Agree. If you're gonna foreclose, fine, move out and rent something else but don't stay living in it. Complete lack of integrity and a police officer at that. It's called an investment, sometimes you win and sometimes you lose. Sometimes you gotta bite the bullet and take a loss.
The banks don't want the deadbeats to move out because the property falls into worse disrepair than if someone is living in it.
Welcome to Moral Hazard. If someone doesn't pay their side of a contract and the leinholder has a significant reason not to make them pay, the system is completely unable to deal with it.
The bank doesn't want to move the distressed property to the negative side of their balance sheet. They also don't want it losing more value by being vacant and vandalized.
The fix, is of course, to tighten up requirements for payments as the same as foreclosure on the bank's books. They shouldn't be allowed to carry it with no payments made for multiple years on the (maybe someday we hope) positive side of their balance sheet.
The government will not force that upon their favorite banks who not only were required to take some of these deadbeat mortgages from failed institutions, but also get special favors at the Fed to remain solvent.
If they had to mark these properties to their market value on their balance sheets, a large number of U.S. banks would be insolvent and required to be taken over by FDIC and parted out. Government would end up with the bad debt and the banks would effectively go through the cream of the crop and cherry pick the profitable mortgages to buy for pennies on the dollar.
The banks will whine and scream in the current situation that they're not required to foreclose.
It's a ****-sandwich for those of us who've never over-bought on housing nor missed a payment on our mortgages (even with a year out of work in my case), because we played by the so-called rules (which turned out to be imaginary) and folks like this Class-A jerk don't and guess who gets government special treatment for refinancing, backing to force his lender to negotiate, etc... while the rest of us who are paying our bills get the socialized higher taxes and Fed games to drive up inflation to "fix" the problem.
They're not even close to fixing it. Anyone who believes the press that the mortgage crisis is over, isn't paying any attention at all. If there are normal folk, police officers even, who are still 50% upside down in mortgages, there isn't a fix for that until the bank forces the issue or renegotiates, neither of which is to their benefit.

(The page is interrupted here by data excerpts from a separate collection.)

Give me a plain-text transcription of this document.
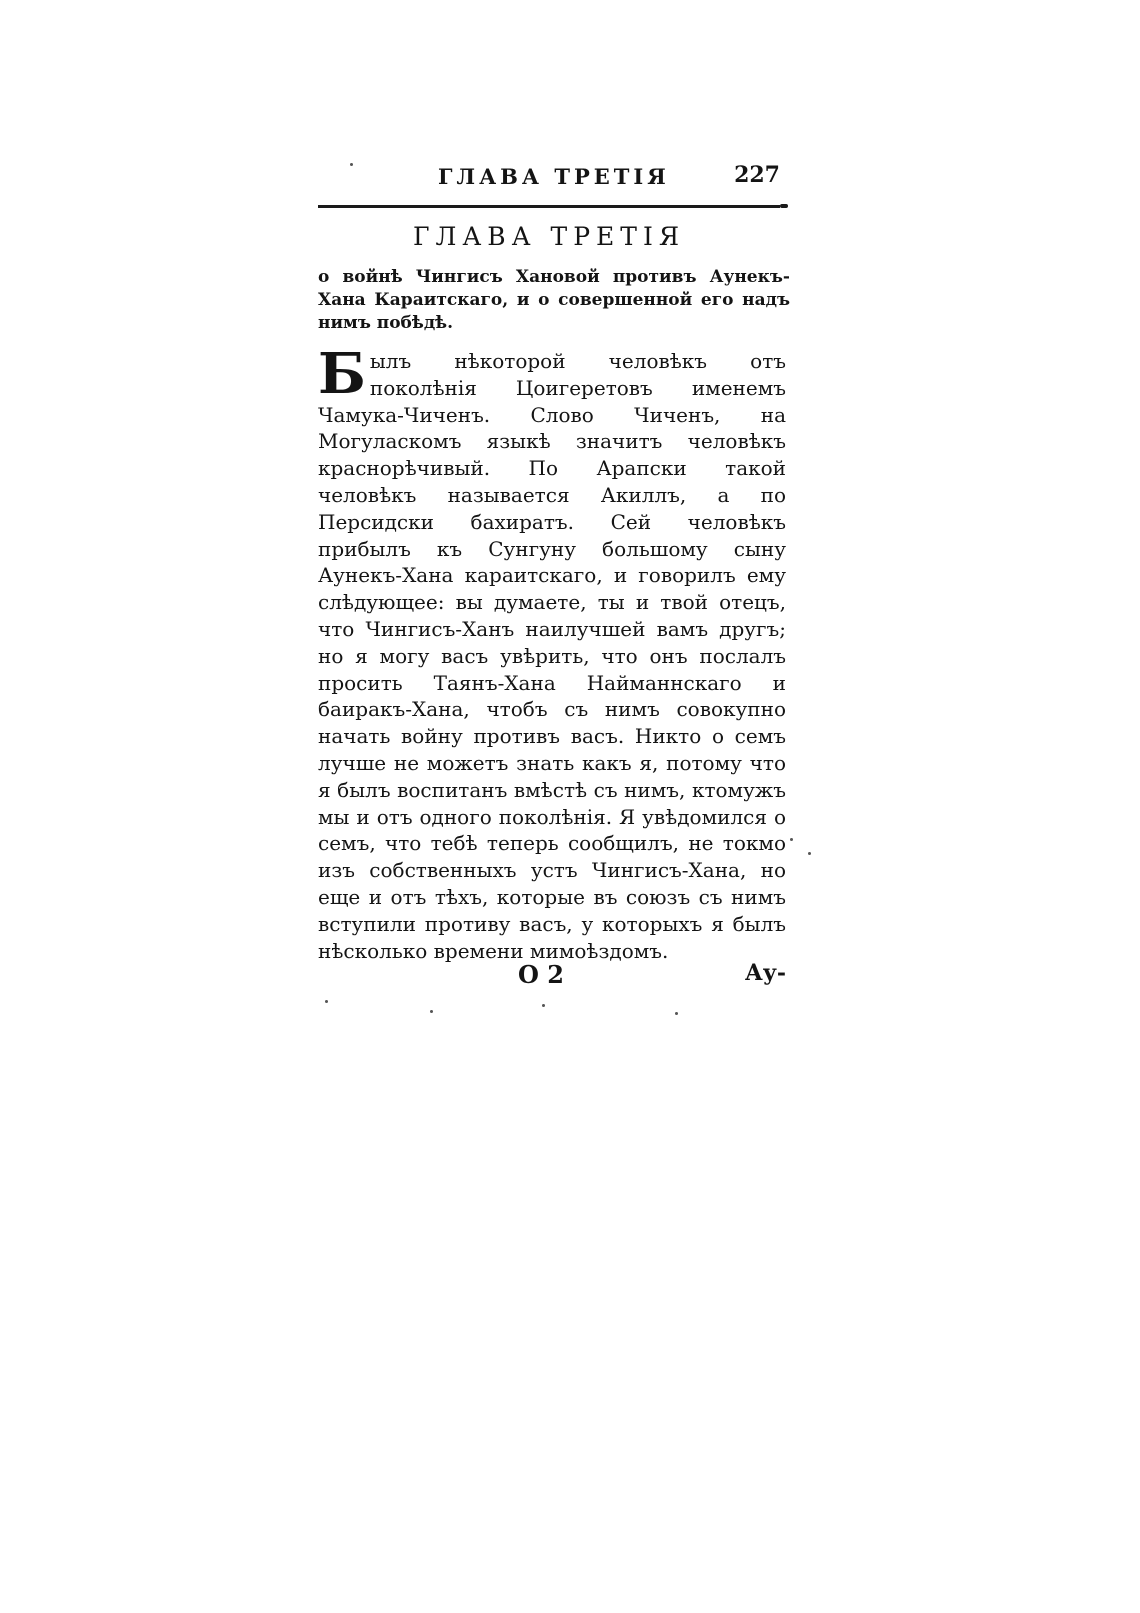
ГЛАВА ТРЕТІЯ	227
ГЛАВА ТРЕТІЯ
о войнѣ Чингисъ Хановой противъ Аунекъ-Хана Караитскаго, и о совершенной его надъ нимъ побѣдѣ.
Былъ нѣкоторой человѣкъ отъ поколѣнія Цоигеретовъ именемъ Чамука-Чиченъ. Слово Чиченъ, на Могуласкомъ языкѣ значитъ человѣкъ краснорѣчивый. По Арапски такой человѣкъ называется Акиллъ, а по Персидски бахиратъ. Сей человѣкъ прибылъ къ Сунгуну большому сыну Аунекъ-Хана караитскаго, и говорилъ ему слѣдующее: вы думаете, ты и твой отецъ, что Чингисъ-Ханъ наилучшей вамъ другъ; но я могу васъ увѣрить, что онъ послалъ просить Таянъ-Хана Найманнскаго и баиракъ-Хана, чтобъ съ нимъ совокупно начать войну противъ васъ. Никто о семъ лучше не можетъ знать какъ я, потому что я былъ воспитанъ вмѣстѣ съ нимъ, ктомужъ мы и отъ одного поколѣнія. Я увѣдомился о семъ, что тебѣ теперь сообщилъ, не токмо изъ собственныхъ устъ Чингисъ-Хана, но еще и отъ тѣхъ, которые въ союзъ съ нимъ вступили противу васъ, у которыхъ я былъ нѣсколько времени мимоѣздомъ.
О 2	Ау-
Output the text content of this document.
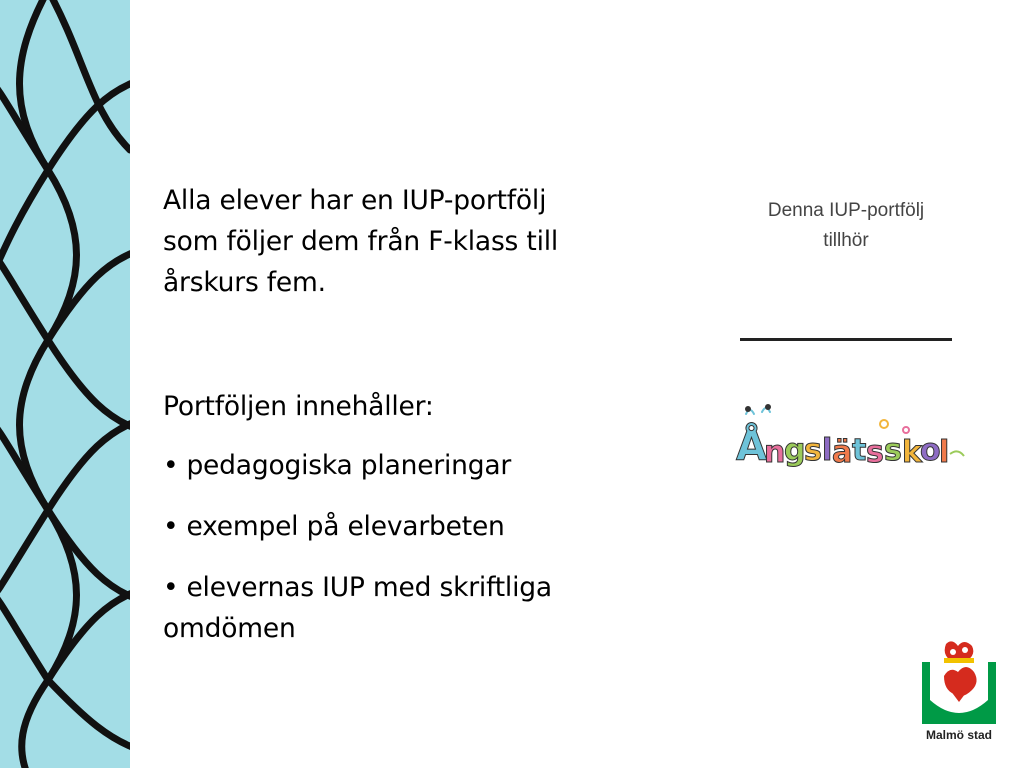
Alla elever har en IUP-portfölj
som följer dem från F-klass till
årskurs fem.

Portföljen innehåller:

• pedagogiska planeringar
• exempel på elevarbeten
• elevernas IUP med skriftliga omdömen
Denna IUP-portfölj
tillhör
Å
n
g
s l ä t s s k
o
l
Malmö stad
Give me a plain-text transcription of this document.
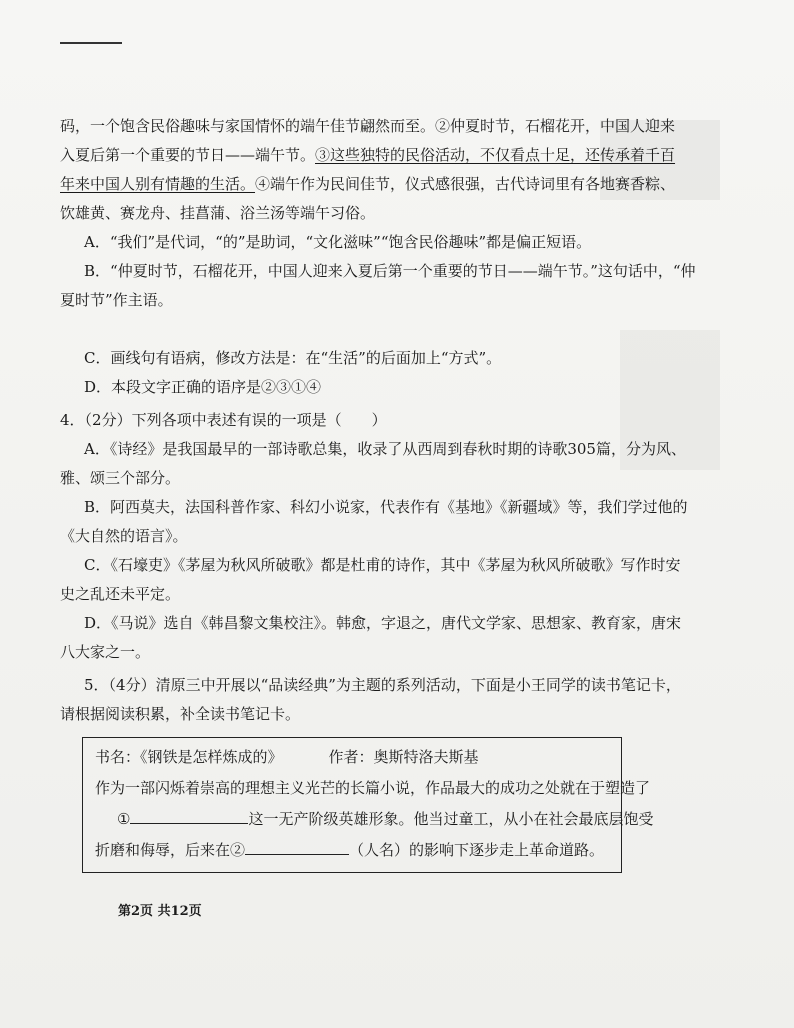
码，一个饱含民俗趣味与家国情怀的端午佳节翩然而至。②仲夏时节，石榴花开，中国人迎来

入夏后第一个重要的节日——端午节。③这些独特的民俗活动，不仅看点十足，还传承着千百

年来中国人别有情趣的生活。④端午作为民间佳节，仪式感很强，古代诗词里有各地赛香粽、

饮雄黄、赛龙舟、挂菖蒲、浴兰汤等端午习俗。

A．“我们”是代词，“的”是助词，“文化滋味”“饱含民俗趣味”都是偏正短语。

B．“仲夏时节，石榴花开，中国人迎来入夏后第一个重要的节日——端午节。”这句话中，“仲

夏时节”作主语。

C．画线句有语病，修改方法是：在“生活”的后面加上“方式”。

D．本段文字正确的语序是②③①④

4．（2分）下列各项中表述有误的一项是（　　）

A．《诗经》是我国最早的一部诗歌总集，收录了从西周到春秋时期的诗歌305篇，分为风、

雅、颂三个部分。

B．阿西莫夫，法国科普作家、科幻小说家，代表作有《基地》《新疆域》等，我们学过他的

《大自然的语言》。

C．《石壕吏》《茅屋为秋风所破歌》都是杜甫的诗作，其中《茅屋为秋风所破歌》写作时安

史之乱还未平定。

D．《马说》选自《韩昌黎文集校注》。韩愈，字退之，唐代文学家、思想家、教育家，唐宋

八大家之一。

5．（4分）清原三中开展以“品读经典”为主题的系列活动，下面是小王同学的读书笔记卡，

请根据阅读积累，补全读书笔记卡。

书名：《钢铁是怎样炼成的》	作者：奥斯特洛夫斯基
作为一部闪烁着崇高的理想主义光芒的长篇小说，作品最大的成功之处就在于塑造了
①	这一无产阶级英雄形象。他当过童工，从小在社会最底层饱受
折磨和侮辱，后来在②	（人名）的影响下逐步走上革命道路。
第2页 共12页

There is roughly zero chance that:
A) He'll take three jobs to service his debts he signed up for. Not in small part because jobs are hard to find.
B) He'll magically increase his income by a large enough margin to start paying again any time soon.
Everyone says "the banks created this!" and they did, but there is plenty of leadership and government blame to go around. The majority of bad loans weren't loaned "naked" by the banks. They were both backed by government (Fannie and Freddie) and the insurance companies (AIG). Government was highly involved.